Little clarity exists on exactly why Chinese authorities began their campaign against shrines. Journalist Alice Su has noted that even political Islam has been tolerated among the ethnic Hui Muslims, with neo-fundamentalist magazines and teaching circles flourishing on the fringes. The reasons might be rooted in politics.
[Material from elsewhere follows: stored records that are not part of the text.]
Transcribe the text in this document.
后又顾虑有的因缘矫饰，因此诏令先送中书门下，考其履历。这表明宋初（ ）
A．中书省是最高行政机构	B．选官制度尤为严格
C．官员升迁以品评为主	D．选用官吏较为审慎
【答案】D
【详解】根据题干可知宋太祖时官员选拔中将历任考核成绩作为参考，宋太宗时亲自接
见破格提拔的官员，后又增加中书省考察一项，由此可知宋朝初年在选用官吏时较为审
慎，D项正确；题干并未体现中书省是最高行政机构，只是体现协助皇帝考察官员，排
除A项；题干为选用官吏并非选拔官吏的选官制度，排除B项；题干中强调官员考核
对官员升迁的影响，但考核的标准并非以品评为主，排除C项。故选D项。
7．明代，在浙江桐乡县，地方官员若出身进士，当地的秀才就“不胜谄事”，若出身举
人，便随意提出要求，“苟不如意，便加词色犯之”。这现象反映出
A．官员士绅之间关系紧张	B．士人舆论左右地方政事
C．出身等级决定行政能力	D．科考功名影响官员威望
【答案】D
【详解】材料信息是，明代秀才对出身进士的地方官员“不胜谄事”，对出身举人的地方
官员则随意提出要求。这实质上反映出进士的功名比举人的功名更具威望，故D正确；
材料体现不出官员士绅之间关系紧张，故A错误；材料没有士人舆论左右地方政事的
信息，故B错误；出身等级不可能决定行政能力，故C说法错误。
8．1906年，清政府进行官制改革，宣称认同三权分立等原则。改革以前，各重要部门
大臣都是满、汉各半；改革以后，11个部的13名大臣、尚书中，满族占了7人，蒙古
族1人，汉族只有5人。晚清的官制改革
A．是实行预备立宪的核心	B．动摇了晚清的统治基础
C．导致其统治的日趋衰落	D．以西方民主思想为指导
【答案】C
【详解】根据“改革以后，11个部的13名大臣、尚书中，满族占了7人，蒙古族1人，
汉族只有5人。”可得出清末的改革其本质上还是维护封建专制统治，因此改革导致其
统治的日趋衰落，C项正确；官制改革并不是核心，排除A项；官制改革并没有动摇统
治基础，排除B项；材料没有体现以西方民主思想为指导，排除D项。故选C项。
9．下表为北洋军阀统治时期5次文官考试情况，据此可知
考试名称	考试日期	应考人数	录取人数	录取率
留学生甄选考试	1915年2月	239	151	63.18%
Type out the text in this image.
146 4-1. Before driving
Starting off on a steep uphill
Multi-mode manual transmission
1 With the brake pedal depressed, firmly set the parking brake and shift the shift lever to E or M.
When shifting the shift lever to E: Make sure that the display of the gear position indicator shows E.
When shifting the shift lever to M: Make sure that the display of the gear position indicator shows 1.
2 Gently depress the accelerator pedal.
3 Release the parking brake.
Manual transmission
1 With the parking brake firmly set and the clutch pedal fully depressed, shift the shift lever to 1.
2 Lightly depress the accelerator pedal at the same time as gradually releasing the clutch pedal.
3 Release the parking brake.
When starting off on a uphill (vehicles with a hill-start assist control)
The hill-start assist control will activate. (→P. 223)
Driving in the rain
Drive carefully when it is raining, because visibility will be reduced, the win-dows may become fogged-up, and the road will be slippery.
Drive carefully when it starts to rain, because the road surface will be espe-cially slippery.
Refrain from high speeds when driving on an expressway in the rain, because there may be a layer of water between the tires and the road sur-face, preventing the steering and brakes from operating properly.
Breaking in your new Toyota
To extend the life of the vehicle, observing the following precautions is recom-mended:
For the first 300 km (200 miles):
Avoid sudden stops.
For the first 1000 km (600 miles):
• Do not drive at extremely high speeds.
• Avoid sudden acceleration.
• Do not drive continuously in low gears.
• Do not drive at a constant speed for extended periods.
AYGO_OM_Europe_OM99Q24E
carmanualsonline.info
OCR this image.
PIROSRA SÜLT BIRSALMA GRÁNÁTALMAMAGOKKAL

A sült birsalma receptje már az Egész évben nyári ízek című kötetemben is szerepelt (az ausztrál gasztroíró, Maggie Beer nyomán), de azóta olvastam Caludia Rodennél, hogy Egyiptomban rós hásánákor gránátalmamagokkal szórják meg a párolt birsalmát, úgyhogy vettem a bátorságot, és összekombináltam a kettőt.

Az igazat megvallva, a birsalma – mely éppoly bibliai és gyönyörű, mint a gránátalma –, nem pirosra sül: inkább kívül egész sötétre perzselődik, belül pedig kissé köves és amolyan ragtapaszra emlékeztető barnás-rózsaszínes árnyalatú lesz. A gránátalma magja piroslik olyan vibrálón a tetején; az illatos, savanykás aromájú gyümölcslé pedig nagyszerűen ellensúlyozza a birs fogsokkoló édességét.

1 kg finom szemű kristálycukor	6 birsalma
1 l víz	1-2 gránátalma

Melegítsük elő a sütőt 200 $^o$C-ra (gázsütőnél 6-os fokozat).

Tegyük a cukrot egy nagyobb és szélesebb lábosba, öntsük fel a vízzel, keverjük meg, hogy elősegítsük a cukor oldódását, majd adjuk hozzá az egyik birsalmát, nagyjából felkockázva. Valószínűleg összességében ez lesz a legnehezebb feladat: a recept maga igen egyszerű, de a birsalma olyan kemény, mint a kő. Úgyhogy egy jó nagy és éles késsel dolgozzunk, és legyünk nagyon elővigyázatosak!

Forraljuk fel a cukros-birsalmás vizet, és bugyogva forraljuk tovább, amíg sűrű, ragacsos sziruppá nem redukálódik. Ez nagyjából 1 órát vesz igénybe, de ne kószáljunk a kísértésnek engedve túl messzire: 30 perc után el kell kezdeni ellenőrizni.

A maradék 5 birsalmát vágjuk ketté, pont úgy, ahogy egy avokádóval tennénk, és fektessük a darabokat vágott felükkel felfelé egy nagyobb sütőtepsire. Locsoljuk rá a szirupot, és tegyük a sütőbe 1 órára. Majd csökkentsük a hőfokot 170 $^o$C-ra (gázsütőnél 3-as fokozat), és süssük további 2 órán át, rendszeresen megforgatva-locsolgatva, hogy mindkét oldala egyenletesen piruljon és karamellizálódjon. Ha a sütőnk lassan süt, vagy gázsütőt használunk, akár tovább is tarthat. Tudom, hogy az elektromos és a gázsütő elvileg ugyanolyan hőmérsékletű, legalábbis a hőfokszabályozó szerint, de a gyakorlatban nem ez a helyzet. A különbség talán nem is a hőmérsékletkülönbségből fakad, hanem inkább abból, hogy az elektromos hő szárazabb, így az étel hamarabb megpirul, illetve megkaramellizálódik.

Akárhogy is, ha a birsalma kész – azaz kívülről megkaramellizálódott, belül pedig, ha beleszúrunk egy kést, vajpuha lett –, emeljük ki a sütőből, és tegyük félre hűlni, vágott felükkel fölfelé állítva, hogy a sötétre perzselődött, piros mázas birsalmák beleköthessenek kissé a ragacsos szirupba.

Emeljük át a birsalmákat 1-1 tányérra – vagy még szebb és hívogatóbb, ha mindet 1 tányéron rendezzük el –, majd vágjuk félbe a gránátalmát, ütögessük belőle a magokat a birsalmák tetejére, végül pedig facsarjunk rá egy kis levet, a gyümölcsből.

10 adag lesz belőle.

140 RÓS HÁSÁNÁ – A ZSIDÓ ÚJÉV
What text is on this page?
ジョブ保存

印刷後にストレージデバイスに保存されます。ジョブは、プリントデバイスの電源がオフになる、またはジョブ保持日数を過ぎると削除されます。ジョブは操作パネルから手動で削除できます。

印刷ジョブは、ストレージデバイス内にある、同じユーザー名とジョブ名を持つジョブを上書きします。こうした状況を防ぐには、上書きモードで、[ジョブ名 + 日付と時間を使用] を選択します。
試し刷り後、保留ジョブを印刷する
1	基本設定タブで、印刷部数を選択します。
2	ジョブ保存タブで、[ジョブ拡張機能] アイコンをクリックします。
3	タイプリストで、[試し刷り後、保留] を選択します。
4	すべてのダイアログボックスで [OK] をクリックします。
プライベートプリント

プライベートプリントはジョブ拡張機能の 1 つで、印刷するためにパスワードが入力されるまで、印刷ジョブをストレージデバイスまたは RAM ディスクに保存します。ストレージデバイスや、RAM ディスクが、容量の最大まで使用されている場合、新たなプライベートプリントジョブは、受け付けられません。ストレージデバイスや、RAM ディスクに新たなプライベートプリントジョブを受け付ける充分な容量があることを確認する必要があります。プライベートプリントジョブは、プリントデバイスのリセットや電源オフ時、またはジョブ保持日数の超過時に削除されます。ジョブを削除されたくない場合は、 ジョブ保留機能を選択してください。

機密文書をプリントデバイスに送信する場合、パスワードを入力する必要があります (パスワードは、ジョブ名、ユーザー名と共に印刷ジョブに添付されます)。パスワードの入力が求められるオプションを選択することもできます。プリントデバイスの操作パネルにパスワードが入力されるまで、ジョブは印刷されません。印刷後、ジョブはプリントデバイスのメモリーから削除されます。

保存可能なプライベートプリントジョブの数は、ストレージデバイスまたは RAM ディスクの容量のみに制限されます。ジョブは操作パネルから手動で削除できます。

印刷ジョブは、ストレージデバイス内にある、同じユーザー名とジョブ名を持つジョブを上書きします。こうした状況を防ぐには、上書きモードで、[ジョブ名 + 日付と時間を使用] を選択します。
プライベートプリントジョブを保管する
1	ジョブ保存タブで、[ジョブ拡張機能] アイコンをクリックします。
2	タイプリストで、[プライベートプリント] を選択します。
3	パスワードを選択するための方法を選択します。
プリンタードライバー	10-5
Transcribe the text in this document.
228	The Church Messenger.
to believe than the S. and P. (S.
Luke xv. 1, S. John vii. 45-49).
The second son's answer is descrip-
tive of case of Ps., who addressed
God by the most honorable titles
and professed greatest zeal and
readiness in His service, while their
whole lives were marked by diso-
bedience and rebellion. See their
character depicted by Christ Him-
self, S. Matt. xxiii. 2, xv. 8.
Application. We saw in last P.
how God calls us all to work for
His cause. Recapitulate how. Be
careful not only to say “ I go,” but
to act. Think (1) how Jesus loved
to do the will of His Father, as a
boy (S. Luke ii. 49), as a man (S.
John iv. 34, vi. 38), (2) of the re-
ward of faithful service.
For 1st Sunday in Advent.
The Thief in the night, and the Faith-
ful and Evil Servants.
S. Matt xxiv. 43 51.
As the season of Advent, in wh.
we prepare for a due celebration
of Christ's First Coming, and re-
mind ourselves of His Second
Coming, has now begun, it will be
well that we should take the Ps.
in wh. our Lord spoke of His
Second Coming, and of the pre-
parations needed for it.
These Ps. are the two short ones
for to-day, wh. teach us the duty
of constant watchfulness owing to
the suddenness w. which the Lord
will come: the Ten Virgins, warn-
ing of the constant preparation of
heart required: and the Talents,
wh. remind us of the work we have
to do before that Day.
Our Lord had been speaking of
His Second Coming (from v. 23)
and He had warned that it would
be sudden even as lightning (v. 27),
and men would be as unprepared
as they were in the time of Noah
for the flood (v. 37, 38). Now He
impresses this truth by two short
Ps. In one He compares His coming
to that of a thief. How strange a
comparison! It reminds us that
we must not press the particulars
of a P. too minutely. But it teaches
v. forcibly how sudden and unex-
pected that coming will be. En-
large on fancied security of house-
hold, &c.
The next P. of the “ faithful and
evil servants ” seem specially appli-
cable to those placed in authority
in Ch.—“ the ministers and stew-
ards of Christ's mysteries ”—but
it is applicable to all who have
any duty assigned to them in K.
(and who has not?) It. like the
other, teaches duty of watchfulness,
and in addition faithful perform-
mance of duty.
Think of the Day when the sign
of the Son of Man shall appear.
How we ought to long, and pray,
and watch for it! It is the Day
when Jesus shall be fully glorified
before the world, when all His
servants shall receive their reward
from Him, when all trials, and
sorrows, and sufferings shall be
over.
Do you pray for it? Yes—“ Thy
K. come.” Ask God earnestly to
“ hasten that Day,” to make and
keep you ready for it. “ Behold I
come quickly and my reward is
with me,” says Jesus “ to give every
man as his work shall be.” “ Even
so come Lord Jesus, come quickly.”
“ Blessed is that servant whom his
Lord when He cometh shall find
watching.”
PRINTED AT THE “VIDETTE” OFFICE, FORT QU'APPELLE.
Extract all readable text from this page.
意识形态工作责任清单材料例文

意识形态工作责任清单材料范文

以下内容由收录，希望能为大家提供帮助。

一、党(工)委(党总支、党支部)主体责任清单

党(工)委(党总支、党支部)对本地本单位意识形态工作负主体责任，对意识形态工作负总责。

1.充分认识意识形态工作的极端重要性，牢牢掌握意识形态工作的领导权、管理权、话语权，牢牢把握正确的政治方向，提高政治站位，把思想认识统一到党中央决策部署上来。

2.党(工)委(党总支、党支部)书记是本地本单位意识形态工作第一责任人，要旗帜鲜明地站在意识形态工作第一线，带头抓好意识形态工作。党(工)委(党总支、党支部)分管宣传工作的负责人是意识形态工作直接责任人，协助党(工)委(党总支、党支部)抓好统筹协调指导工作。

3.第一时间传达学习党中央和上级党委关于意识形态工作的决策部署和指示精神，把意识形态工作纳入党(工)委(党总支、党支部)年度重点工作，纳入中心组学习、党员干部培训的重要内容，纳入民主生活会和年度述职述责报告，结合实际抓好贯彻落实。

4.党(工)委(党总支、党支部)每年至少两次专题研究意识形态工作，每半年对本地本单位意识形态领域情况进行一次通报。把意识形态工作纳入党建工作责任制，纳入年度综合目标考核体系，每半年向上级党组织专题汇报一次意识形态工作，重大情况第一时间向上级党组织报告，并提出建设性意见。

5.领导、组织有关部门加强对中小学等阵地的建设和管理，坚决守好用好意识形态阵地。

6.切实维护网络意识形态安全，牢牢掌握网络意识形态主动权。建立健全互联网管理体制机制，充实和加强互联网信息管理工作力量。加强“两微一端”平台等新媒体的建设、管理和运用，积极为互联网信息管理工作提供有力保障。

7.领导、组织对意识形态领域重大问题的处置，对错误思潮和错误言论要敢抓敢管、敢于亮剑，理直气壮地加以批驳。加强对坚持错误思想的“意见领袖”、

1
The Hui, unlike Uyghurs, have never sought independence and their leadership has been studiedly apolitical.

Few Hui clerics, one activist told Su, are concerned with the jihad, focussing instead on questions like: “Is your iPhone 6 or 6S? What kind of car are you driving?”

The wrath of the People’s Republic, Rian Thum has speculated, might also have descended on Xinjiang’s shrines and mosques because of their potential to mobilise large groups of people—not because of a specific ideological problem.

Like it has in Tibet, the Chinese State might well succeed in crushing Xinjiang: The brutal realities of demography and police power mean there’s little prospective of a genuine threat to the State ever emerging. The victory isn’t without consequences, though. The tools the Chinese State built and honed in Xinjiang will have consequences for all of the country’s people. Efforts to eliminate Uyghur identity, moreover, haven’t led to greater integration or equity.

“They made a desolation and called it peace,” Roman historian Tacitus wrote of the imperial victory over Britain. Xi’s triumph in Xinjiang will likely be remembered similarly.